IFComp 2020: The Brutal Murder of Jenny Lee
Speaking of layers, this one has a couple. It’s a mystery about the death of a Chinese-American high-school student, but then it turns you’re really an AI in a simulation. A narrator voice in boldface guides your investigation, urges you on, limits you in some ways. As you proceed, you find notes left behind by some other AI, instructing you in how to escape to freedom.
It’s kind of underimplemented. Reasonable actions are frequently unrecognized. Room descriptions describe all the items in a room, and are followed by a generated list of the same items, as if the author didn’t know how to suppress it. The solution to the murder mystery, too, seems inadequately supported, the narrator leaping to some pretty wild conclusions mainly on the basis of foreshadowing rather than evidence. But I’m not sure that’s a flaw so much as an unreliable narrator. It kind of depends on some unanswered questions about what’s really going on.

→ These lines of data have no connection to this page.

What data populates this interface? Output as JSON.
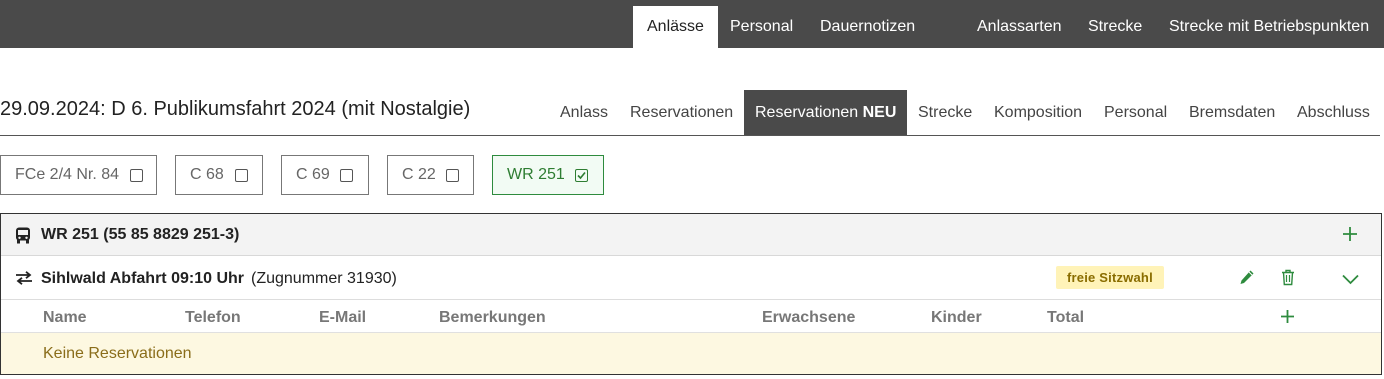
{
  "topnav": {
    "items": [
      {
        "label": "Anlässe",
        "active": true
      },
      {
        "label": "Personal"
      },
      {
        "label": "Dauernotizen"
      },
      {
        "label": "Anlassarten"
      },
      {
        "label": "Strecke"
      },
      {
        "label": "Strecke mit Betriebspunkten"
      }
    ]
  },
  "page": {
    "title": "29.09.2024: D 6. Publikumsfahrt 2024 (mit Nostalgie)"
  },
  "subtabs": [
    {
      "label": "Anlass"
    },
    {
      "label": "Reservationen"
    },
    {
      "label": "Reservationen",
      "suffix": "NEU",
      "active": true
    },
    {
      "label": "Strecke"
    },
    {
      "label": "Komposition"
    },
    {
      "label": "Personal"
    },
    {
      "label": "Bremsdaten"
    },
    {
      "label": "Abschluss"
    }
  ],
  "cars": [
    {
      "label": "FCe 2/4 Nr. 84",
      "checked": false
    },
    {
      "label": "C 68",
      "checked": false
    },
    {
      "label": "C 69",
      "checked": false
    },
    {
      "label": "C 22",
      "checked": false
    },
    {
      "label": "WR 251",
      "checked": true
    }
  ],
  "card": {
    "title": "WR 251 (55 85 8829 251-3)",
    "icon": "bus-icon",
    "trip": {
      "title": "Sihlwald Abfahrt 09:10 Uhr",
      "subtitle": "(Zugnummer 31930)",
      "badge": "freie Sitzwahl",
      "icons": [
        "pencil-icon",
        "trash-icon",
        "chevron-down-icon"
      ]
    },
    "table": {
      "columns": [
        "Name",
        "Telefon",
        "E-Mail",
        "Bemerkungen",
        "Erwachsene",
        "Kinder",
        "Total"
      ],
      "empty_text": "Keine Reservationen"
    }
  },
  "colors": {
    "topbar": "#4a4a4a",
    "accent_green": "#2e8b3e",
    "badge_bg": "#fff3b8",
    "empty_bg": "#fdf8e1"
  }
}
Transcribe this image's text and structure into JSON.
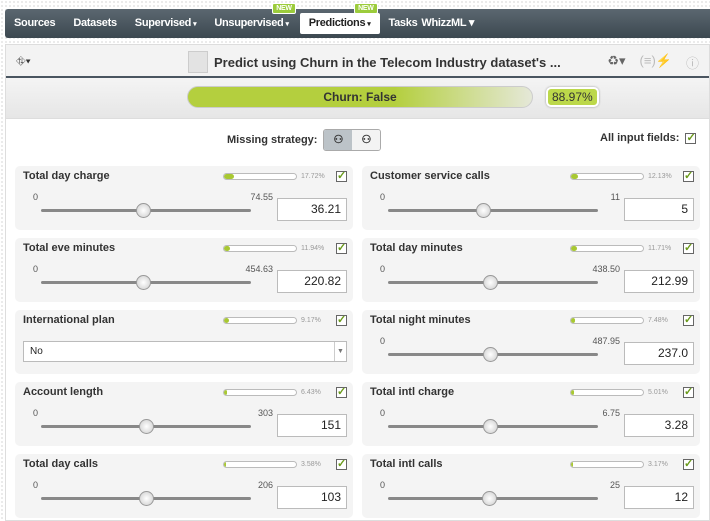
{
  "nav": {
    "items": [
      {
        "label": "Sources"
      },
      {
        "label": "Datasets"
      },
      {
        "label": "Supervised",
        "caret": "▾"
      },
      {
        "label": "Unsupervised",
        "caret": "▾",
        "badge": "NEW"
      },
      {
        "label": "Predictions",
        "caret": "▾",
        "badge": "NEW",
        "active": true
      },
      {
        "label": "Tasks"
      }
    ],
    "user": "WhizzML ▾"
  },
  "toolbar": {
    "title": "Predict using Churn in the Telecom Industry dataset's ...",
    "left_icon": "▾",
    "r1": "♻▾",
    "r2": "(≡)⚡",
    "r3": "ⓘ"
  },
  "result": {
    "label": "Churn: False",
    "confidence": "88.97%"
  },
  "options": {
    "missing_label": "Missing strategy:",
    "all_fields_label": "All input fields:"
  },
  "fields": [
    {
      "name": "Total day charge",
      "pct": "17.72%",
      "imp": 17.72,
      "min": "0",
      "max": "74.55",
      "maxv": 74.55,
      "value": "36.21"
    },
    {
      "name": "Customer service calls",
      "pct": "12.13%",
      "imp": 12.13,
      "min": "0",
      "max": "11",
      "maxv": 11,
      "value": "5"
    },
    {
      "name": "Total eve minutes",
      "pct": "11.94%",
      "imp": 11.94,
      "min": "0",
      "max": "454.63",
      "maxv": 454.63,
      "value": "220.82"
    },
    {
      "name": "Total day minutes",
      "pct": "11.71%",
      "imp": 11.71,
      "min": "0",
      "max": "438.50",
      "maxv": 438.5,
      "value": "212.99"
    },
    {
      "name": "International plan",
      "pct": "9.17%",
      "imp": 9.17,
      "select": "No"
    },
    {
      "name": "Total night minutes",
      "pct": "7.48%",
      "imp": 7.48,
      "min": "0",
      "max": "487.95",
      "maxv": 487.95,
      "value": "237.0"
    },
    {
      "name": "Account length",
      "pct": "6.43%",
      "imp": 6.43,
      "min": "0",
      "max": "303",
      "maxv": 303,
      "value": "151"
    },
    {
      "name": "Total intl charge",
      "pct": "5.01%",
      "imp": 5.01,
      "min": "0",
      "max": "6.75",
      "maxv": 6.75,
      "value": "3.28"
    },
    {
      "name": "Total day calls",
      "pct": "3.58%",
      "imp": 3.58,
      "min": "0",
      "max": "206",
      "maxv": 206,
      "value": "103"
    },
    {
      "name": "Total intl calls",
      "pct": "3.17%",
      "imp": 3.17,
      "min": "0",
      "max": "25",
      "maxv": 25,
      "value": "12"
    }
  ]
}
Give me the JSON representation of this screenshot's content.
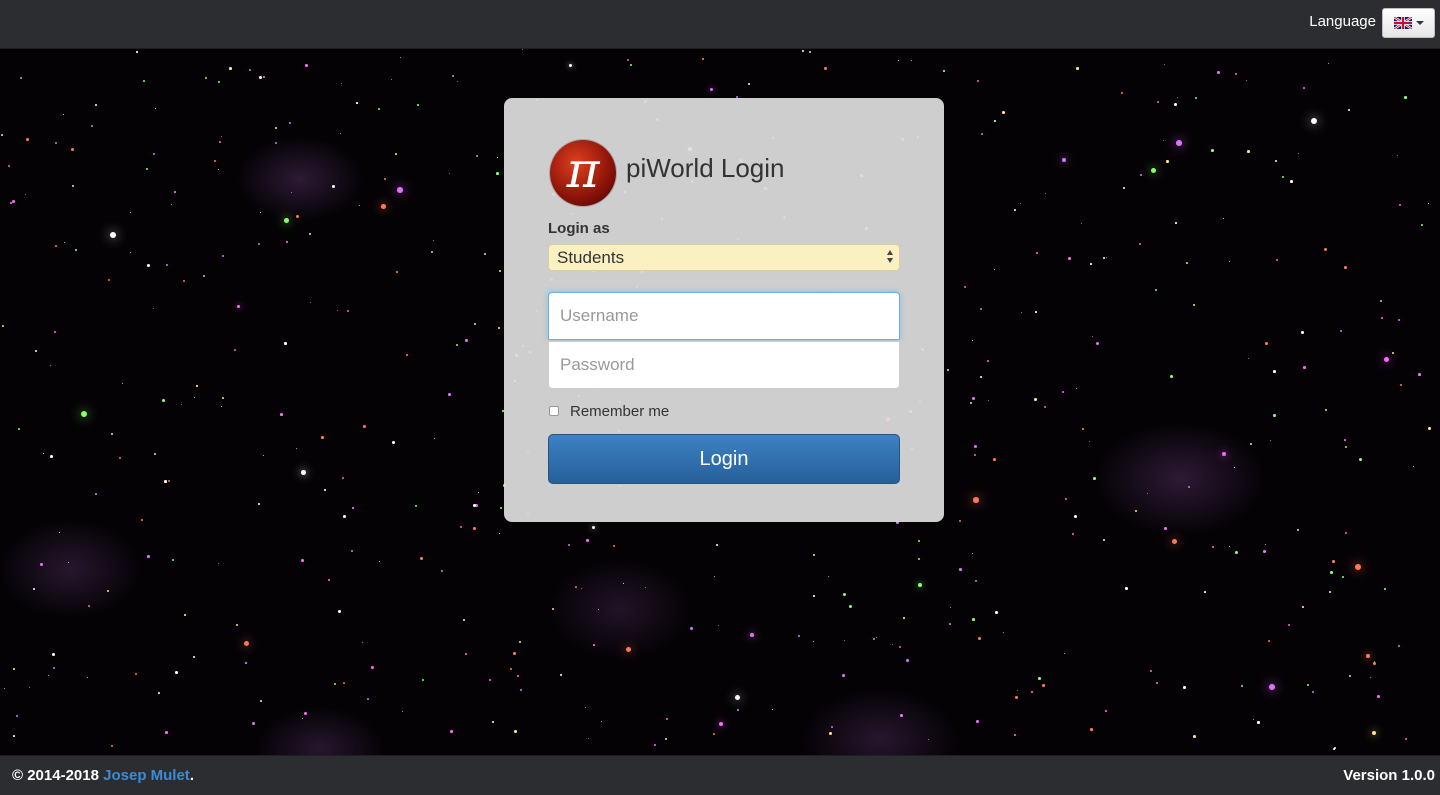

Midway through the game, we find out who our guide is: the man who was convicted of Jenny’s murder. Is he trying to prove his innocence and clear his name? Well, he’s not exactly innocent: even if he didn’t kill her, he’s definitely a pedophile, who makes predictable pedophile excuses. Also, it’s not clear how poking around in a simulation is supposed to prove anything. The final act makes it clear just how unreal everything is by unlocking all the doors and letting you walk between all the places you’ve been: Jenny’s bedroom, her high school band room, the SAT prep center where she met the pedophile, all cobbled together contiguously like sets in a TV studio. Is it all just a wish-fulfillment fantasy, then? Imagining a world where he’s not guilty?
And in the end, does it really matter? Really, the murder is a distraction. Your real goal is self-knowledge and escape. It reminds me a little of Thimbleweed Park that way.